Biz parmak uçlarımız gibi bir birinden farklı insanlarız. Farklılıklarımıza rağmen barış içinde, bir arada bulunmamızı sağlayan şey, korkularımız ve umutlarımızın benzeşikliğidir. Aynı geçmişten, aynı gelenekten geliyoruz ve aynı geleceğe doğru yürüyoruz. Yüzümüz aynı yöne dönük. Birlikte karar alırken istişare ve şûra ile hareket edeceğiz. İhtilaf ettiğimizde hakeme başvuracağız, yetkisini bizden alan ve bize hesap veren başlara itibar edeceğiz. Haksızlıklar karşısında susmayacağız. Dürüst, bilgili, cesur ve sabırlı olacağız. Yaptığımız işi en iyi şekilde yapacağız. İki günümüz birbirine eşit olmayacak.

Biz inanıyoruz ki, birimizin bir diğerine uzaklığı onun bize uzaklığına eşittir. Birimizin fikri bir diğerimize ne kadar garip geliyorsa, o bir diğerinin fikri de ötekine o kadar garip gelecektir. Bu anlamda ittifak ettiğimizde birlikte hareket edecek, ihtilaf ettiğimizde, akıl, usul, sözleşme ve erdeme aykırı olmadıkça birbirimizi mazur göreceğiz.

Yeryüzü ölçekli bir sorumluluk anlayışına sahibiz. Kenar-ı Dicle’de bir kurt bir koyunu aşırsa ya da yıkık bir köprüden geçerken topal bir keçinin ayağı sürçse onun sorumluluğu bize aittir diye düşünenler topluluğu olacağız.

Biz inanıyoruz ki, karanlık aydınlığın yokluğudur. Işık gelince karanlık yok olur. Biz kendimizi değiştirmeden Allah bizim hakkımızdaki hükmünü değiştirmeyecektir. Herkes için ancak yaptığının karşılığı vardır. Aklımız kadar iman eder, aklımız kadar amel işleriz. Elbette tek başına akıl hakikatin kaynağı ve ölçüsü de değildir. Aynı zamanda biliyoruz ki, Allah cahil, zalim, fasık, münafık, müstekbir ve müfsidler topluluğuna yardım etmeyecek, onların üstüne pislik yağdıracak ve işlerini sarp dağlara sardıracaktır. 

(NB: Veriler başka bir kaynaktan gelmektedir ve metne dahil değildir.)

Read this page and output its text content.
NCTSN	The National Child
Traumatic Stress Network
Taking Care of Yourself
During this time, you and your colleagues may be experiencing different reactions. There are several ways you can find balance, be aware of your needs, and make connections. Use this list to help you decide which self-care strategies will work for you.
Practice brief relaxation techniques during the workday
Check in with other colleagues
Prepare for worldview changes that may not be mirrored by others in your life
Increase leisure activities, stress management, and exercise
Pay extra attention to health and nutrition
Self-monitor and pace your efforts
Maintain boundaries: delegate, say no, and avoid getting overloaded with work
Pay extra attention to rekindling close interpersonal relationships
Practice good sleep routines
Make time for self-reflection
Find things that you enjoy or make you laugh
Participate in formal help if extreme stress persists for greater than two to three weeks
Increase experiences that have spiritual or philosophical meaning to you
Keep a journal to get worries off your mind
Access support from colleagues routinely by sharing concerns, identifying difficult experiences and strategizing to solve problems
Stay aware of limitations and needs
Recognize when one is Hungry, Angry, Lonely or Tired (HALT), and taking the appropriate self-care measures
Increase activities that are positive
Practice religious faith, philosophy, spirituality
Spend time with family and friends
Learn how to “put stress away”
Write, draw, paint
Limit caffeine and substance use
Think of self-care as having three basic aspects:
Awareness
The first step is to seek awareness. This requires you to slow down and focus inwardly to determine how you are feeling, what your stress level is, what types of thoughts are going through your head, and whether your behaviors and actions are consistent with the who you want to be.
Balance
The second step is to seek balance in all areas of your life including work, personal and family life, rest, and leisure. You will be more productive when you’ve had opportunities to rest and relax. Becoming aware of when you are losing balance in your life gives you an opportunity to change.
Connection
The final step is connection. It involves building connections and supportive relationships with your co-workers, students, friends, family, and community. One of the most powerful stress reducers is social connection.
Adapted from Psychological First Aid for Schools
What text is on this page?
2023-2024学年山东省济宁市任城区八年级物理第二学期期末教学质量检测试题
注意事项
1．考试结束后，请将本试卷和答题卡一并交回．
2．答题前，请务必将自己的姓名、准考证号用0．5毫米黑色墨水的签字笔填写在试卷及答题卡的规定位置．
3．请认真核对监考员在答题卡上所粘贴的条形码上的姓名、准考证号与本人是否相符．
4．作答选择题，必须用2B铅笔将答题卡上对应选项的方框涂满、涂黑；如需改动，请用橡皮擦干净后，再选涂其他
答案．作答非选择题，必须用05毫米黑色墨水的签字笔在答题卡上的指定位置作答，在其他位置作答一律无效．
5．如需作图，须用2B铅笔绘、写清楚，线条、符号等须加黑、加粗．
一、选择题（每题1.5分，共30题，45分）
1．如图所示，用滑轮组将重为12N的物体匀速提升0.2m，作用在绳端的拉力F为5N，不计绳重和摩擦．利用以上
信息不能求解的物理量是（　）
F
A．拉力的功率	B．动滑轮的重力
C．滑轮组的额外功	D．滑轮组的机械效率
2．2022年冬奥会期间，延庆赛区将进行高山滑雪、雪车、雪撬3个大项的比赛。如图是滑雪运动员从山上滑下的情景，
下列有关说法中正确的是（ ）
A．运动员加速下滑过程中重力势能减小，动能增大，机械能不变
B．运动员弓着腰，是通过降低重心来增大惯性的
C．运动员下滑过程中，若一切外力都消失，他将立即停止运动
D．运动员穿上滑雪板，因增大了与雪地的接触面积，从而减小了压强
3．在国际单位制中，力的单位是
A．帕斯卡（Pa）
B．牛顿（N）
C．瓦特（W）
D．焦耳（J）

Bu anlamda aklımızı kiraya vermeyecek, din ve devlet büyüklerini putlaştırmayacak, onları İlah ve Rab edinmeyecek ve bu şekilde Şeytanın bizi Allah’la aldatmasına izin vermeyeceğiz.

İşte o zaman kuyudaki Yusuf’u Mısır’a sultan eden Allah, yeryüzünün emanetini bize verecek. Yeryüzünü bize mescid kılacak. Biz bugünün Yusufları olacağız (İnşallah).

Kimseye muhtaç olmadan, onurlu bir yaşamı tüm insanlığa sağlamak, muhtaç olan herkese “veren el” olabilmek, dünyayı imar ederek ahirette kurtuluşa ermek, bu hedefe giden yolda gerekli maddi imkanlara kavuşmak için “helal kazanç” yollarını geliştirmeyi hedefliyoruz, insanı ve çevreyi “ifsad” eden tüm sebeplerin tespiti ve ortadan kaldırılması için Arif Alim, Adil Amir, sermayenin vicdanı olan Amil işbirliği ile  gerek sanayi, ticaret ve finans erbabının, gerekse çalışanların haklarını, “ehliyet, adalet ve iktisat temel kuralları içinde, ülkemiz özelinde ve genel olarak  İslam toplumu ve tüm insanlığa huzur getirecek çözümler üretilmesi ana hedeflerimizden olacaktır. 

Biz Türkiye Düşünce Platformu’yuz. Umudumuz korkumuzdan, sevgimiz nefretimizden büyük bizim.”

Geçen gün Erol Yarar, Taşkın Koçak, Prof. Dr. A. Akın, Ahmet Taha, M. Sevgili ve birkaç arkadaş daha vardı ve bu metne son şekli verildi. Selâm ve dua ile.